- Mugshot of Caponigro from 1970s
- Born: Antonio Rocco Caponigro January 22, 1912 Chicago, Illinois, U.S.
- Died: April 18, 1980 (aged 68) The Bronx, New York City, U.S.
- Cause of death: Gunshots
- Other name: Tony Bananas
- Allegiance: Philadelphia crime family

= Antonio Caponigro =

American mobster

Antonio Rocco Caponigro (January 22, 1912 - April 18, 1980), also known as Tony Bananas, was an American mafioso who was the consigliere of Angelo Bruno in the Philadelphia crime family. He is known for ending the peaceful Bruno regime by ordering Bruno's murder over a dispute concerning the methamphetamine trade.

==Early life==
Caponigro was born in Chicago, Illinois in 1912. He operated in the Ironbound neighborhood of Newark, New Jersey. As a made member of the Philadelphia crime family in the 1950s and 1960s, he became a recognized crime figure after being identified by mob turncoat Joseph Valachi in 1963. During that time he served under capo Riccardo Biondi. He was the son of a wealthy banana merchant who owned and managed a stand at the Italian Market, otherwise known as the South 9th Street Curb Market.

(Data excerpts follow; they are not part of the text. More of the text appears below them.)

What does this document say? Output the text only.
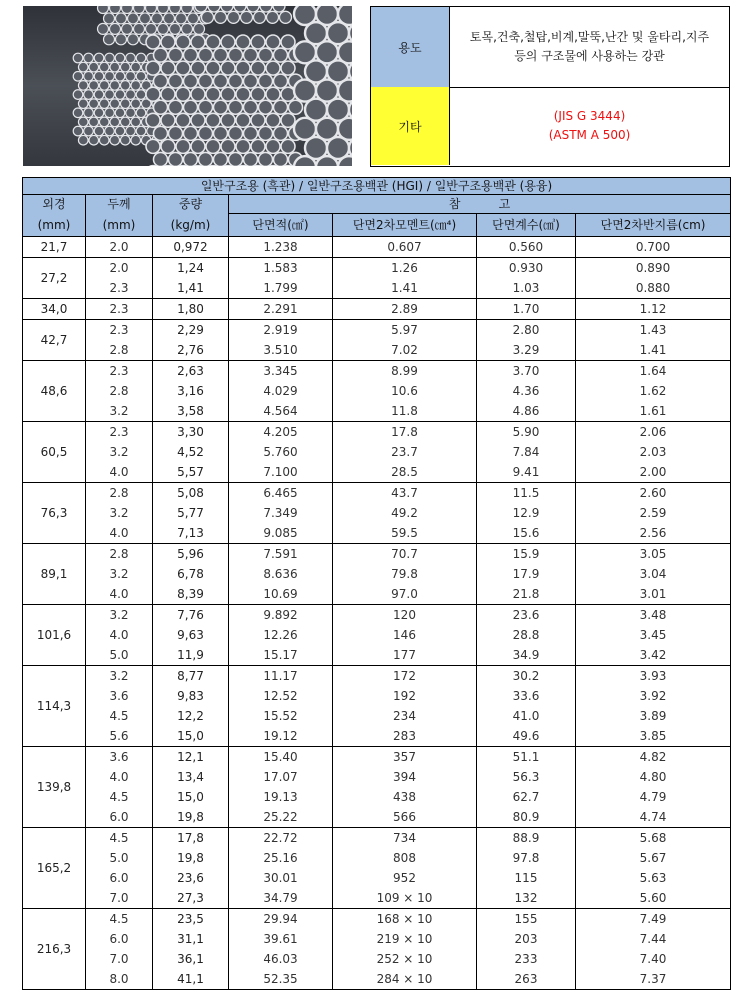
용도
토목,건축,철탑,비계,말뚝,난간 및 울타리,지주
등의 구조물에 사용하는 강관
기타
(JIS G 3444)
(ASTM A 500)
일반구조용 (흑관) / 일반구조용백관 (HGI) / 일반구조용백관 (용융)						
외경	두께	중량	참          고			
(mm)	(mm)	(kg/m)	단면적(㎠)	단면2차모멘트(㎝⁴)	단면계수(㎤)	단면2차반지름(cm)
21,7	2.0	0,972	1.238	0.607	0.560	0.700
27,2	2.0	1,24	1.583	1.26	0.930	0.890
	2.3	1,41	1.799	1.41	1.03	0.880
34,0	2.3	1,80	2.291	2.89	1.70	1.12
42,7	2.3	2,29	2.919	5.97	2.80	1.43
	2.8	2,76	3.510	7.02	3.29	1.41
48,6	2.3	2,63	3.345	8.99	3.70	1.64
	2.8	3,16	4.029	10.6	4.36	1.62
	3.2	3,58	4.564	11.8	4.86	1.61
60,5	2.3	3,30	4.205	17.8	5.90	2.06
	3.2	4,52	5.760	23.7	7.84	2.03
	4.0	5,57	7.100	28.5	9.41	2.00
76,3	2.8	5,08	6.465	43.7	11.5	2.60
	3.2	5,77	7.349	49.2	12.9	2.59
	4.0	7,13	9.085	59.5	15.6	2.56
89,1	2.8	5,96	7.591	70.7	15.9	3.05
	3.2	6,78	8.636	79.8	17.9	3.04
	4.0	8,39	10.69	97.0	21.8	3.01
101,6	3.2	7,76	9.892	120	23.6	3.48
	4.0	9,63	12.26	146	28.8	3.45
	5.0	11,9	15.17	177	34.9	3.42
114,3	3.2	8,77	11.17	172	30.2	3.93
	3.6	9,83	12.52	192	33.6	3.92
	4.5	12,2	15.52	234	41.0	3.89
	5.6	15,0	19.12	283	49.6	3.85
139,8	3.6	12,1	15.40	357	51.1	4.82
	4.0	13,4	17.07	394	56.3	4.80
	4.5	15,0	19.13	438	62.7	4.79
	6.0	19,8	25.22	566	80.9	4.74
165,2	4.5	17,8	22.72	734	88.9	5.68
	5.0	19,8	25.16	808	97.8	5.67
	6.0	23,6	30.01	952	115	5.63
	7.0	27,3	34.79	109 × 10	132	5.60
216,3	4.5	23,5	29.94	168 × 10	155	7.49
	6.0	31,1	39.61	219 × 10	203	7.44
	7.0	36,1	46.03	252 × 10	233	7.40
	8.0	41,1	52.35	284 × 10	263	7.37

He lived in Short Hills, New Jersey. He had a wife, Kathleen, who died in 1991. He also had a half-sister, Susan, who had a daughter out of wedlock by the name of Teresa. Susan Caponigro married Alfred Salerno.

==Rise to power==

He rose in rank to become the consigliere during the 1970s. Caponigro foresaw the end of the peaceful Angelo Bruno regime and decided to hasten it. Indictments for racketeering were being brought against the ailing Bruno, and there was no leadership in the methamphetamine industry. Caponigro knew that he could count on the support of several key members of Bruno's administration after the don died.

Accordingly, Caponigro traveled to New York City to consult his "friend" Frank Tieri, from the Genovese crime family. Caponigro controlled a lucrative numbers game in Newark, New Jersey, a holdover from the 1960s when the New York families had ceded parts of North Jersey to the Philadelphia crime family. Tieri also had activities in the area, and he had challenged Caponigro's incursion. Caponigro appealed the territorial dispute to The Commission, which, acting on Bruno's recommendation, ruled in favor of Caponigro.

Caponigro approached Tieri with a plan to murder Bruno and take over the Philadelphia crime family. Tieri assured Caponigro that he would support him before the Commission. He returned to Philadelphia believing that his planned coup was now officially sanctioned. He recruited the support of his brother-in-law Alfred Salerno (no relation to mob turncoat Joseph Salerno or mob front boss Anthony Salerno) and Bruno regime capos John Simone and Frank Sindone, and ordered the assassination.

==Murder and discovery of body==
Bruno was shot dead, while his driver, John Stanfa, was wounded while they were parked outside Bruno's Philadelphia home on March 21, 1980. When the Commission learned of Bruno's murder, Caponigro was summoned at once. He was told that the murder had not been considered, let alone sanctioned, by the Commission. He turned helplessly to Frank Tieri, who sat in on the meeting. When he identified Tieri as the man who had authorized the murder, Tieri categorically denied it. The Commission ruled that Caponigro had murdered a Commission member without authorization. On April 18, 1980, Caponigro and his brother-in-law, Alfred Salerno, were found dead, battered and nude in the trunk of a car in The Bronx.

==Aftermath==
The death of Angelo Bruno, his consigliere, and two capos threw the Philadelphia crime family wide open. With New York's blessing, Angelo Bruno's surviving underboss, Phil Testa, was appointed the new boss. After Caponigro murdered Bruno, Nicky Scarfo could return from his appointed exile in Atlantic City, New Jersey. Testa appointed narcotics trafficker Peter Casella as underboss and Scarfo as consigliere.

== Portrayal in media ==
Caponigro is portrayed by British actor Alex Giannini in Legend (2015), a biographical film about the Kray twins.